Last night I watched The Tomorrow’s War, starring Chris Pratt. An entertaining movie, albeit with questionable physics. It got me thinking about COVID-19. (Do we really need a prompt to get us thinking about current pandemic?) It got me thinking: Could we prevent the hospitalizations and death toll, if we could travel back 30 years? If we knew 30 years ago that there was a way to minimize the devastation, would we act accordingly?
According to Mokdad and others (1999)1:
“The prevalence of obesity (defined as a body mass index ≥30 kg/m2) increased from 12.0% in 1991 to 17.9% in 1998. A steady increase was observed in all states; in both sexes; across age groups, races, educational levels; and occurred regardless of smoking status. The greatest magnitude of increase was found in the following groups: 18- to 29-year-olds (7.1% to 12.1%), those with some college education (10.6% to 17.8%), and those of Hispanic ethnicity (11.6% to 20.8%). The magnitude of the increased prevalence varied by region (ranging from 31.9% for mid Atlantic to 67.2% for South Atlantic, the area with the greatest increases) and by state (ranging from 11.3% for Delaware to 101.8% for Georgia, the state with the greatest increases).”
Current statistics suggest that the current prevalence of obesity in the United States exceeds 36%. Interesting, those who were 18- to 29-year-olds in 1998 (who saw the greatest increases in obesity) are now 41 to 52 years old. The highest rates of obesity in 1998 were in 50- to 59-year-olds (23.8%), who are now 73 to 82 years old—at the cusps of the highest risks for hospitalization and death from COVID-19.

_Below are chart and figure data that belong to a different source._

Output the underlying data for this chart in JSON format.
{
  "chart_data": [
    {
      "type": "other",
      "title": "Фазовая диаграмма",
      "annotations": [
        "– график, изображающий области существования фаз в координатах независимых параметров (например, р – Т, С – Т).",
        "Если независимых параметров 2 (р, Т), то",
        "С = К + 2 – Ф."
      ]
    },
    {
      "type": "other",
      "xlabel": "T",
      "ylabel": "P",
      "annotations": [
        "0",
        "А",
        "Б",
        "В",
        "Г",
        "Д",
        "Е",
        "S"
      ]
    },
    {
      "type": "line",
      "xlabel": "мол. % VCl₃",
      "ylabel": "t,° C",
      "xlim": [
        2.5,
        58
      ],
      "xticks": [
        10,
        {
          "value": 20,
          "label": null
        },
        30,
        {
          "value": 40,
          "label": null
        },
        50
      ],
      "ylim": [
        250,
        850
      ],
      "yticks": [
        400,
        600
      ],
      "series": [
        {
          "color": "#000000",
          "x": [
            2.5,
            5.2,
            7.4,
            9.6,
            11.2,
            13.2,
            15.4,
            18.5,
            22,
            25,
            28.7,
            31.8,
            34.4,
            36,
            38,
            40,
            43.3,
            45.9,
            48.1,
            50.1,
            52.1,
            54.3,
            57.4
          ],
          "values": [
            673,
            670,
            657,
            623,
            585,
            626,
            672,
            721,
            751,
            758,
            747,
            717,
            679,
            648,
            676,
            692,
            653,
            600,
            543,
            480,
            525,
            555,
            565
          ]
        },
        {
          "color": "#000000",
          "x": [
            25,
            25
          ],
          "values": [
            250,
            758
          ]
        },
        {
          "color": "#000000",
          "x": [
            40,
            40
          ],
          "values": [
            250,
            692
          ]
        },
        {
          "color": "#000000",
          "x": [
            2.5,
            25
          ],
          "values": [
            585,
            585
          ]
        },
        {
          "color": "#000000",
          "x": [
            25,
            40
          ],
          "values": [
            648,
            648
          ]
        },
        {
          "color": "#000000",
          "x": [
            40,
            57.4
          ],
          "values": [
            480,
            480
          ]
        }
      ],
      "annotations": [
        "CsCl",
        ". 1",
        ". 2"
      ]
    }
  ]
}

We know that obesity is a central factor in the severity of COVID-19 infection—along with the prevalence of pre-existing conditions associated with COVID-19. Obesity is a complex problem that is not easily solved by telling people to eat right, exercise, and lose weight. It is not a problem of will or a problem of genetics. It is an economic and social problem that requires a community solution. What was happening from 1991-1998 to feed the growing prevalence of obesity had started before the early ‘80s and has persisted (i.e., magnified) until today.

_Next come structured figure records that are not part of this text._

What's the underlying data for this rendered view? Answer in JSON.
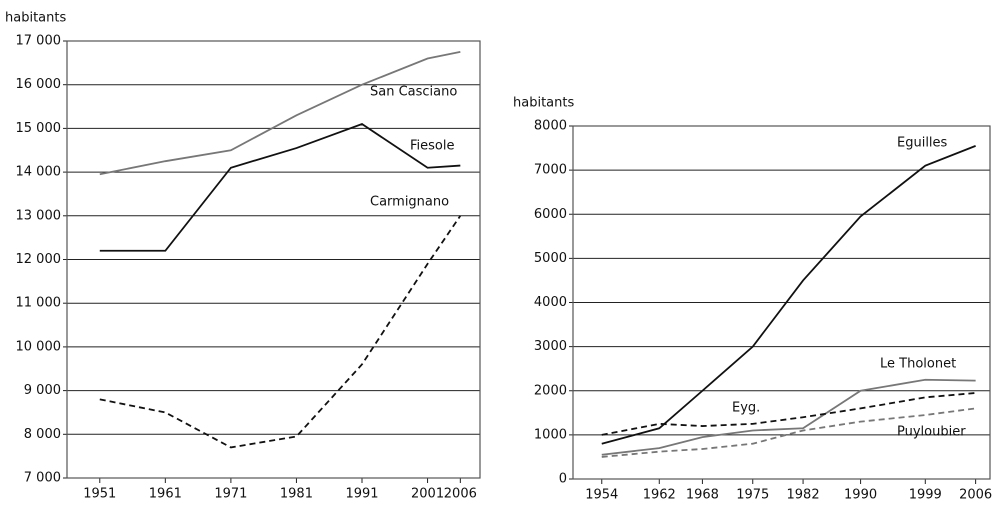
{
  "chart_data": [
    {
      "type": "line",
      "y_label": "habitants",
      "x": [
        1951,
        1961,
        1971,
        1981,
        1991,
        2001,
        2006
      ],
      "xlim": [
        1946,
        2009
      ],
      "xticks": [
        1951,
        1961,
        1971,
        1981,
        1991,
        2001,
        2006
      ],
      "ylim": [
        7000,
        17000
      ],
      "yticks": [
        {
          "value": 7000,
          "label": "7 000"
        },
        {
          "value": 8000,
          "label": "8 000"
        },
        {
          "value": 9000,
          "label": "9 000"
        },
        {
          "value": 10000,
          "label": "10 000"
        },
        {
          "value": 11000,
          "label": "11 000"
        },
        {
          "value": 12000,
          "label": "12 000"
        },
        {
          "value": 13000,
          "label": "13 000"
        },
        {
          "value": 14000,
          "label": "14 000"
        },
        {
          "value": 15000,
          "label": "15 000"
        },
        {
          "value": 16000,
          "label": "16 000"
        },
        {
          "value": 17000,
          "label": "17 000"
        }
      ],
      "grid": true,
      "series": [
        {
          "name": "San Casciano",
          "color": "#777777",
          "dash": false,
          "values": [
            13950,
            14250,
            14500,
            15300,
            16000,
            16600,
            16750
          ]
        },
        {
          "name": "Fiesole",
          "color": "#111111",
          "dash": false,
          "values": [
            12200,
            12200,
            14100,
            14550,
            15100,
            14100,
            14150
          ]
        },
        {
          "name": "Carmignano",
          "color": "#111111",
          "dash": true,
          "values": [
            8800,
            8500,
            7700,
            7950,
            9600,
            11900,
            13000
          ]
        }
      ]
    },
    {
      "type": "line",
      "y_label": "habitants",
      "x": [
        1954,
        1962,
        1968,
        1975,
        1982,
        1990,
        1999,
        2006
      ],
      "xlim": [
        1950,
        2008
      ],
      "xticks": [
        1954,
        1962,
        1968,
        1975,
        1982,
        1990,
        1999,
        2006
      ],
      "ylim": [
        0,
        8000
      ],
      "yticks": [
        0,
        1000,
        2000,
        3000,
        4000,
        5000,
        6000,
        7000,
        8000
      ],
      "grid": true,
      "series": [
        {
          "name": "Eguilles",
          "color": "#111111",
          "dash": false,
          "values": [
            800,
            1150,
            2000,
            3000,
            4500,
            5950,
            7100,
            7550
          ]
        },
        {
          "name": "Le Tholonet",
          "color": "#777777",
          "dash": false,
          "values": [
            550,
            700,
            950,
            1100,
            1150,
            2000,
            2250,
            2230
          ]
        },
        {
          "name": "Eyg.",
          "color": "#111111",
          "dash": true,
          "values": [
            1000,
            1250,
            1200,
            1250,
            1400,
            1600,
            1850,
            1950
          ]
        },
        {
          "name": "Puyloubier",
          "color": "#777777",
          "dash": true,
          "values": [
            500,
            620,
            680,
            800,
            1100,
            1300,
            1450,
            1600
          ]
        }
      ]
    }
  ]
}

If we could travel back to 1991, knowing what we know today, could we have turned the tide of obesity and hypokinetic disease and spared millions from the traumatic effects of the SARS-CoV-2 virus? Would we have been willing to change society?
We can’t change the past, but we can affect the future. We can reverse the trends. We must reverse the trends. The cost of obesity and its associated health issues (hypertension, diabetes, heart disease, respiratory illness, cancer, etc.) already approach trillions of dollars annually. These costs were only magnified by the COVID-19 pandemic. Sadly, I see little commitment among the federal and state governments to address the issue. There are no such preventative strategies in the President’s 27-page Pandemic Preparedness Plan2. It is also not what I would consider a “plan” per se. We, indeed, need an Apollo-style commitment to a healthy America. Perhaps a commitment to developing time-travel should be considered.
Be your best today; be better tomorrow.
Carpe momento!
1Mokdad, A. H., Serdula, M. K., Dietz, W. H, et al. (1999). The spread of the Obesity Epidemic in the United States, 1991-1998. JAMA, 282(16):1519-1522.